Most importantly, Telemedicine can be an extremely cost-effective method of care. By treating patients remotely, Telemedicine allows providers and patients to bridge the distance and time barriers that separate them which in turn reduce expenses for both parties. In a study conducted by the Center for Information Technology Leadership, it was revealed that Telemedicine is influential in reducing overall healthcare costs and by generating an increase in revenue. The study estimates that widespread use of telehealth systems to promote preventive care, early intervention and effective information sharing could save the United States $3.61 billion annually. Telemedicine reduces travel expenses, especially for those living in rural communities, where they would need to normally travel hours out of their way to access key health services. In addition, the number of days off work people take for routine visits have a significant negative financial impact particularly with regard to lost wages.1 According to that recent study, 92% of patients saved $32 in fuel costs; 84% saved $100 in wages; and 74% saved $75-$150 in family expenses. Even more astonishing, $1.2 billion could be saved by video consultations between doctors and patients in cases where office visits are not practical. In addition, many providers actually charge less for a telemedicine consultation than they do for a face-to-face visit.2

Another economic benefit of telemedicine is its ability to improve revenue. If time and distance obstacles to health care are eliminated, service utilization is likely to increase and the additional volume typically generates incremental revenue. According to a recent study in Telemedicine and e-Health, hospitals that utilized telemedicine technology and referred patients to other hospital facilities, specifically children’s facilities, saw their revenue significantly increase. The research looked at the billings from 16 hospitals before and after they implemented Telemedicine tools. Before the implementation of telemedicine, the 16 hospitals recorded 143 transfer patients. After deployment the number jumped to 285, resulting in a revenue jump, going from $2.4 million to $4 million.3

Telemedicine has also been shown to reduce the need for hospital re-admissions, which can be costly for both patients and healthcare facilities. Besides the compelling economic benefits of Telemedicine, it also provides adjunct benefits which some say far outweigh the cost considerations. For example, due to easier and increased access, patients are also able to see specialists who are specifically trained in the patient’s condition. This allows for greater personalized care and consequently enhances provider-patient communication leading to higher levels of patient satisfaction. Moreover, Telemedicine aids in creating a more robust network of healthcare practitioners, allowing the global connection of providers for patient consultation and diagnose with just a click of a mouse. This creates incredible value for both providers and patients.

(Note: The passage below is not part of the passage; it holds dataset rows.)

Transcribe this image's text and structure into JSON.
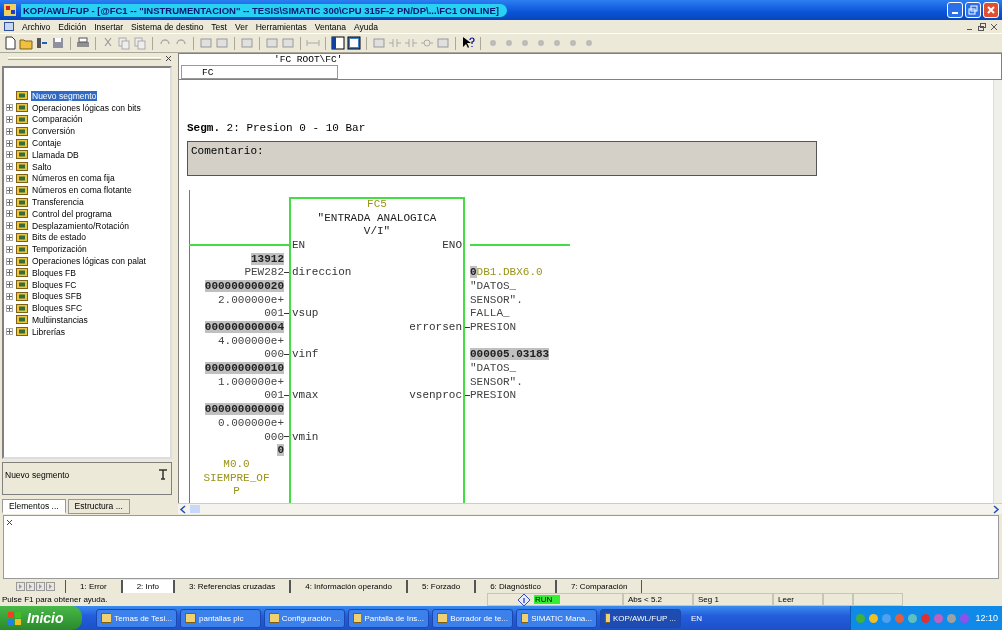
{
  "window": {
    "title": "KOP/AWL/FUP  - [@FC1 -- \"INSTRUMENTACION\" -- TESIS\\SIMATIC 300\\CPU 315F-2 PN/DP\\...\\FC1  ONLINE]"
  },
  "menu": [
    "Archivo",
    "Edición",
    "Insertar",
    "Sistema de destino",
    "Test",
    "Ver",
    "Herramientas",
    "Ventana",
    "Ayuda"
  ],
  "elements_panel": {
    "items": [
      {
        "label": "Nuevo segmento",
        "expandable": false,
        "selected": true
      },
      {
        "label": "Operaciones lógicas con bits",
        "expandable": true,
        "selected": false
      },
      {
        "label": "Comparación",
        "expandable": true,
        "selected": false
      },
      {
        "label": "Conversión",
        "expandable": true,
        "selected": false
      },
      {
        "label": "Contaje",
        "expandable": true,
        "selected": false
      },
      {
        "label": "Llamada DB",
        "expandable": true,
        "selected": false
      },
      {
        "label": "Salto",
        "expandable": true,
        "selected": false
      },
      {
        "label": "Números en coma fija",
        "expandable": true,
        "selected": false
      },
      {
        "label": "Números en coma flotante",
        "expandable": true,
        "selected": false
      },
      {
        "label": "Transferencia",
        "expandable": true,
        "selected": false
      },
      {
        "label": "Control del programa",
        "expandable": true,
        "selected": false
      },
      {
        "label": "Desplazamiento/Rotación",
        "expandable": true,
        "selected": false
      },
      {
        "label": "Bits de estado",
        "expandable": true,
        "selected": false
      },
      {
        "label": "Temporización",
        "expandable": true,
        "selected": false
      },
      {
        "label": "Operaciones lógicas con palat",
        "expandable": true,
        "selected": false
      },
      {
        "label": "Bloques FB",
        "expandable": true,
        "selected": false
      },
      {
        "label": "Bloques FC",
        "expandable": true,
        "selected": false
      },
      {
        "label": "Bloques SFB",
        "expandable": true,
        "selected": false
      },
      {
        "label": "Bloques SFC",
        "expandable": true,
        "selected": false
      },
      {
        "label": "Multiinstancias",
        "expandable": false,
        "selected": false
      },
      {
        "label": "Librerías",
        "expandable": true,
        "selected": false
      }
    ],
    "info": "Nuevo segmento",
    "tabs": [
      {
        "label": "Elementos ...",
        "selected": true
      },
      {
        "label": "Estructura ...",
        "selected": false
      }
    ]
  },
  "editor": {
    "path": "'FC ROOT\\FC'",
    "block_combo": "FC",
    "segment_title": "**Segm.** 2: Presion 0 - 10 Bar",
    "comment": "Comentario:",
    "block": {
      "number": "FC5",
      "name_lines": [
        "\"ENTRADA ANALOGICA",
        "V/I\""
      ],
      "en": "EN",
      "eno": "ENO",
      "inputs": [
        {
          "pin": "direccion",
          "value": "13912",
          "operand_lines": [
            "PEW282"
          ]
        },
        {
          "pin": "vsup",
          "value": "000000000020",
          "operand_lines": [
            "2.000000e+",
            "001"
          ]
        },
        {
          "pin": "vinf",
          "value": "000000000004",
          "operand_lines": [
            "4.000000e+",
            "000"
          ]
        },
        {
          "pin": "vmax",
          "value": "000000000010",
          "operand_lines": [
            "1.000000e+",
            "001"
          ]
        },
        {
          "pin": "vmin",
          "value": "000000000000",
          "operand_lines": [
            "0.000000e+",
            "000"
          ]
        }
      ],
      "enable_operand": {
        "value": "0",
        "address": "M0.0",
        "symbol_lines": [
          "SIEMPRE_OF",
          "P"
        ]
      },
      "outputs": [
        {
          "pin": "errorsen",
          "value": "0",
          "address": "DB1.DBX6.0",
          "symbol_lines": [
            "\"DATOS_",
            "SENSOR\".",
            "FALLA_",
            "PRESION"
          ]
        },
        {
          "pin": "vsenproc",
          "value": "000005.03183",
          "symbol_lines": [
            "\"DATOS_",
            "SENSOR\".",
            "PRESION"
          ]
        }
      ]
    }
  },
  "output_tabs": [
    {
      "label": "1: Error",
      "selected": false
    },
    {
      "label": "2: Info",
      "selected": true
    },
    {
      "label": "3: Referencias cruzadas",
      "selected": false
    },
    {
      "label": "4: Información operando",
      "selected": false
    },
    {
      "label": "5: Forzado",
      "selected": false
    },
    {
      "label": "6: Diagnóstico",
      "selected": false
    },
    {
      "label": "7: Comparación",
      "selected": false
    }
  ],
  "status_bar": {
    "help": "Pulse F1 para obtener ayuda.",
    "mode": "RUN",
    "position": "Abs < 5.2",
    "segment": "Seg 1",
    "access": "Leer"
  },
  "taskbar": {
    "start": "Inicio",
    "tasks": [
      {
        "label": "Temas de Tesi...",
        "selected": false
      },
      {
        "label": "pantallas plc",
        "selected": false
      },
      {
        "label": "Configuración ...",
        "selected": false
      },
      {
        "label": "Pantalla de Ins...",
        "selected": false
      },
      {
        "label": "Borrador de te...",
        "selected": false
      },
      {
        "label": "SIMATIC Mana...",
        "selected": false
      },
      {
        "label": "KOP/AWL/FUP ...",
        "selected": true
      }
    ],
    "language": "EN",
    "clock": "12:10"
  }
}
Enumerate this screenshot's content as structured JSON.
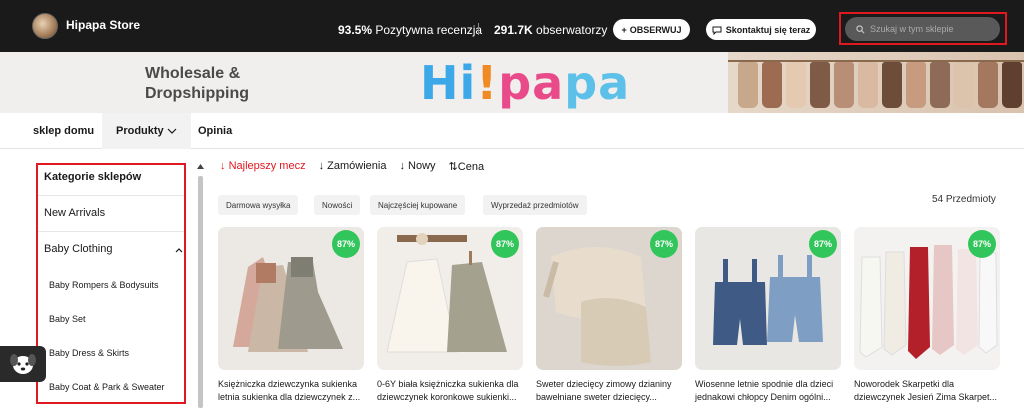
{
  "store": {
    "name": "Hipapa Store",
    "rating_value": "93.5%",
    "rating_label": "Pozytywna recenzja",
    "followers_value": "291.7K",
    "followers_label": "obserwatorzy",
    "follow_label": "OBSERWUJ",
    "contact_label": "Skontaktuj się teraz",
    "search_placeholder": "Szukaj w tym sklepie"
  },
  "banner": {
    "text_line1": "Wholesale &",
    "text_line2": "Dropshipping",
    "logo_parts": [
      "Hi",
      "!",
      "pa",
      "pa"
    ]
  },
  "nav": {
    "tabs": [
      {
        "label": "sklep domu"
      },
      {
        "label": "Produkty"
      },
      {
        "label": "Opinia"
      }
    ]
  },
  "sidebar": {
    "heading": "Kategorie sklepów",
    "items": [
      {
        "label": "New Arrivals"
      },
      {
        "label": "Baby Clothing"
      }
    ],
    "subitems": [
      {
        "label": "Baby Rompers & Bodysuits"
      },
      {
        "label": "Baby Set"
      },
      {
        "label": "Baby Dress & Skirts"
      },
      {
        "label": "Baby Coat & Park & Sweater"
      }
    ]
  },
  "sort": {
    "options": [
      "Najlepszy mecz",
      "Zamówienia",
      "Nowy",
      "Cena"
    ]
  },
  "filters": {
    "chips": [
      "Darmowa wysyłka",
      "Nowości",
      "Najczęściej kupowane",
      "Wyprzedaż przedmiotów"
    ],
    "count": "54 Przedmioty"
  },
  "products": [
    {
      "badge": "87%",
      "title_line1": "Księżniczka dziewczynka sukienka",
      "title_line2": "letnia sukienka dla dziewczynek z..."
    },
    {
      "badge": "87%",
      "title_line1": "0-6Y biała księżniczka sukienka dla",
      "title_line2": "dziewczynek koronkowe sukienki..."
    },
    {
      "badge": "87%",
      "title_line1": "Sweter dziecięcy zimowy dzianiny",
      "title_line2": "bawełniane sweter dziecięcy..."
    },
    {
      "badge": "87%",
      "title_line1": "Wiosenne letnie spodnie dla dzieci",
      "title_line2": "jednakowi chłopcy Denim ogólni..."
    },
    {
      "badge": "87%",
      "title_line1": "Noworodek Skarpetki dla",
      "title_line2": "dziewczynek Jesień Zima Skarpet..."
    }
  ],
  "colors": {
    "topbar": "#1a1a1a",
    "accent_red": "#e0181f",
    "badge_green": "#32c55b"
  }
}
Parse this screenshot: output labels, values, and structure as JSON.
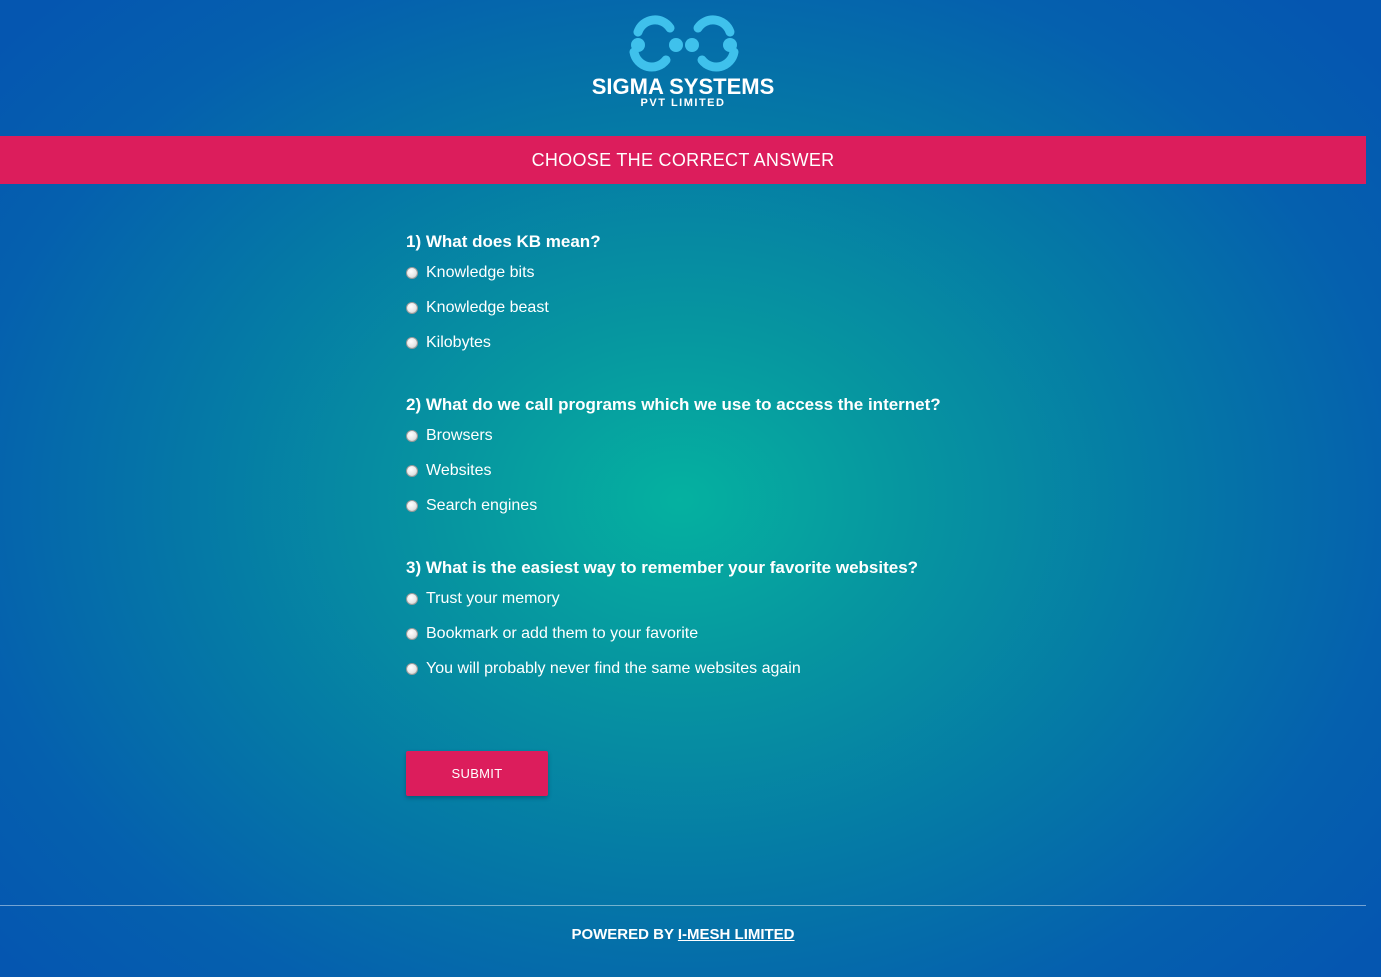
{
  "brand": {
    "name": "SIGMA SYSTEMS",
    "subtitle": "PVT LIMITED",
    "logo_icon": "sigma-systems-logo-icon",
    "logo_color": "#3fc1ec"
  },
  "banner": {
    "title": "CHOOSE THE CORRECT ANSWER",
    "color": "#dc1d5c"
  },
  "questions": [
    {
      "text": "1) What does KB mean?",
      "options": [
        "Knowledge bits",
        "Knowledge beast",
        "Kilobytes"
      ]
    },
    {
      "text": "2) What do we call programs which we use to access the internet?",
      "options": [
        "Browsers",
        "Websites",
        "Search engines"
      ]
    },
    {
      "text": "3) What is the easiest way to remember your favorite websites?",
      "options": [
        "Trust your memory",
        "Bookmark or add them to your favorite",
        "You will probably never find the same websites again"
      ]
    }
  ],
  "submit_label": "SUBMIT",
  "footer": {
    "prefix": "POWERED BY ",
    "link_text": "I-MESH LIMITED"
  }
}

Telemedicine has continued to grow as a unique way of delivering care to patients, while greatly improving access, reducing cost and positively impacting quality. In fact, the number of patients using telehealth services is expected to jump from the 350,000 in 2013 to about 7,000,000 by 2018. As with any change, there will be some growing pains and inefficiencies. However, the end result of a widespread implementation of telemedicine as a supplement of the current medical care system is that it will provide both public health and systemic economic benefits.